From Duke Of Edinburgh Scheme to Lifeboat Coxswain
One of the lasting legacies left by Prince Philip is of course, his Duke of Edinburgh Award Scheme.
Among the many thousands of men and women achieving the awards as young people, and setting themselves off of a path to success as a result, was Holyhead RNLI coxswain, Tony Price.
Tony achieved the Duke of Edinburgh Gold Award, one of several young people from Holyhead Sea Cadets to do so. They were invited to a ceremony in London’s St. James’ Palace. In fact, the only others receiving awards on the day were the duke’s own son Prince Edward, some of his private school friends, and an African prince!
As Prince Philip came from a naval background, he was very impressed with the sea cadets, and in particular with the fact they were three-time National Canada Trophy winners to be the best sea cadets in the British Isles, which no other unit had ever achieved.
As part of his gold award, Tony had a role in teaching disabled children to sail in Holyhead Harbour, something he says was not only fulfilling and enjoyable, but taught him so much that he would use in later life, eventually resulting in him becoming coxswain of Holyhead Lifeboat Station after a career at sea.
‘I realised then, through both the sea cadets and the Duke of Edinburgh Award Scheme, how important it was to work as a team, support others and learn together,’ he said.

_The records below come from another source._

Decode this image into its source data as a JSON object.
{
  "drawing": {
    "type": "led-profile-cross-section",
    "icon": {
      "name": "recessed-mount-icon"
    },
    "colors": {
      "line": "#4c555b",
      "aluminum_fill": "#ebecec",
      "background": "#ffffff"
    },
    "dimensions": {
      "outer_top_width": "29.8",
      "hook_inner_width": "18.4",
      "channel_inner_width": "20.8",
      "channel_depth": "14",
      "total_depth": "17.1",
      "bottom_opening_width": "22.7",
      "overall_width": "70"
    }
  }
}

‘The whole scheme was fantastic; so well run - a real credit to the Duke of Edinburgh and everyone that was involved. It certainly gave me many skills, from meeting and working with others from all over the country and the world; being self-sufficient, and testing my inner strength. Spending seven nights away, completing every main mountain within the Snowdonia range; supporting each other out in the mountains. This was all done by the age of 16. It really was quite something. It just goes to show, with the right start in life, you can achieve anything.'
'The one thing I learned from then, that I've carried through life and to my role now, is that you have to work with the weakest member to bring them through, and build on that to make a strong team.'
Key facts about the RNLI
The RNLI charity saves lives at sea. Its volunteers provide a 24-hour search and rescue service around the United Kingdom and Republic of Ireland coasts. The RNLI operates over 238 lifeboat stations in the UK and Ireland and, in a normal year, more than 240 lifeguard units on beaches around the UK and Channel Islands. The RNLI is independent of Coastguard and government and depends on voluntary donations and legacies to maintain its rescue service. Since the RNLI was founded in 1824, its lifeboat crews and lifeguards have saved over 142,700 lives.